As National Boss Day (October 17) approaches, few workers are angling for the top spot, according to a survey. Fifty-six per cent of employees polled said they have no interest in having their manager's position compared to 21 per cent who are interested (and 22 per cent who said the question doesn’t apply).
However, more workers between the ages of 18 and 34 want their manager's position (29 per cent) than those in other age groups, found the OfficeTeam survey of 648 workers.
When asked if they thought they could a better job than their boss, 50 per cent of respondents said no and 31 per cent said yes (while 20 per cent said the question doesn’t apply).
"Many aspects of management involve making difficult, sometimes unpopular decisions, and not everyone is comfortable in this role," said Robert Hosking, executive director of OfficeTeam. "Being a strong individual contributor does not necessarily equate to being an effective leader. The most successful bosses excel at motivating others to achieve great results."
Potential leaders possess seven traits, according to OfficeTeam:
Integrity: The best managers foster trust among employees by placing ethics first.
Sound judgment: Top supervisors can be counted on to make tough decisions based on logic and rationale.

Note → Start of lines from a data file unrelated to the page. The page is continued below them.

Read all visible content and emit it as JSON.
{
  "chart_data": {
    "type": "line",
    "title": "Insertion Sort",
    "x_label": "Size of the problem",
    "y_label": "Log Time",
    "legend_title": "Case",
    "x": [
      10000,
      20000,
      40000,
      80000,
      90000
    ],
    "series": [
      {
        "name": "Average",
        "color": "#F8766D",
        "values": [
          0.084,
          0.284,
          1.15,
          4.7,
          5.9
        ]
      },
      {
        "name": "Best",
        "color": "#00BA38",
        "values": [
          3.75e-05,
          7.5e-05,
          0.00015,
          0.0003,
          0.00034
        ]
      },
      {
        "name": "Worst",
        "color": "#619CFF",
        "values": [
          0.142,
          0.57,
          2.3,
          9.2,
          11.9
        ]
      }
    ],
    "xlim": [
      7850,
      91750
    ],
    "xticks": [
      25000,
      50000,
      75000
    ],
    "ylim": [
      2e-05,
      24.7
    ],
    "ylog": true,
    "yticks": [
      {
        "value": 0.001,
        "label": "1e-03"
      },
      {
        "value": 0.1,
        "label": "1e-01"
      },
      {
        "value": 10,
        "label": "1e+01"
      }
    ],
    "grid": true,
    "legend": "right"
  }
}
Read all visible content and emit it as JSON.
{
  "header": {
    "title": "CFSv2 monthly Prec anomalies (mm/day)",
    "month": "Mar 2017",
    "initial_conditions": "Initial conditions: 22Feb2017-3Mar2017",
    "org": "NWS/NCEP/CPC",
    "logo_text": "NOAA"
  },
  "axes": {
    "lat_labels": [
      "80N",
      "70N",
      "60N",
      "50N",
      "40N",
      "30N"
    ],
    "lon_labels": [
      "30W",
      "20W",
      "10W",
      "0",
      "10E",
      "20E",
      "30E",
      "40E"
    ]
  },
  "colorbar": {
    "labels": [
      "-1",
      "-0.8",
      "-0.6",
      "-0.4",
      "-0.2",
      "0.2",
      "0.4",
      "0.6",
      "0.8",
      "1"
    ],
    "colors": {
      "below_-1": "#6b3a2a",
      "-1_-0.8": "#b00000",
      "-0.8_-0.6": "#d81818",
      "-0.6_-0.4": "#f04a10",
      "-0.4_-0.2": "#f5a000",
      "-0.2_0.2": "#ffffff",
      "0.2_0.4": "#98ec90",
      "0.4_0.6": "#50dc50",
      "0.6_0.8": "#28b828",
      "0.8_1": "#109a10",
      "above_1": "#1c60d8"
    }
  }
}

Diplomacy: Handling challenging situations with tact and discretion is a must. Effective managers don't take all the credit for results — they consistently acknowledge individual and team contributions.
Adaptability: It's essential leaders be able to think on their feet. They should be innovative while also encouraging team members to develop creative solutions.
Strong communication: To motivate and guide employees, influential managers freely share their vision with others.
Good listening skills: Successful bosses realize they don't have all the answers and seek input from colleagues.
Influence: Great managers build strong networks within the organization to gain support for their ideas.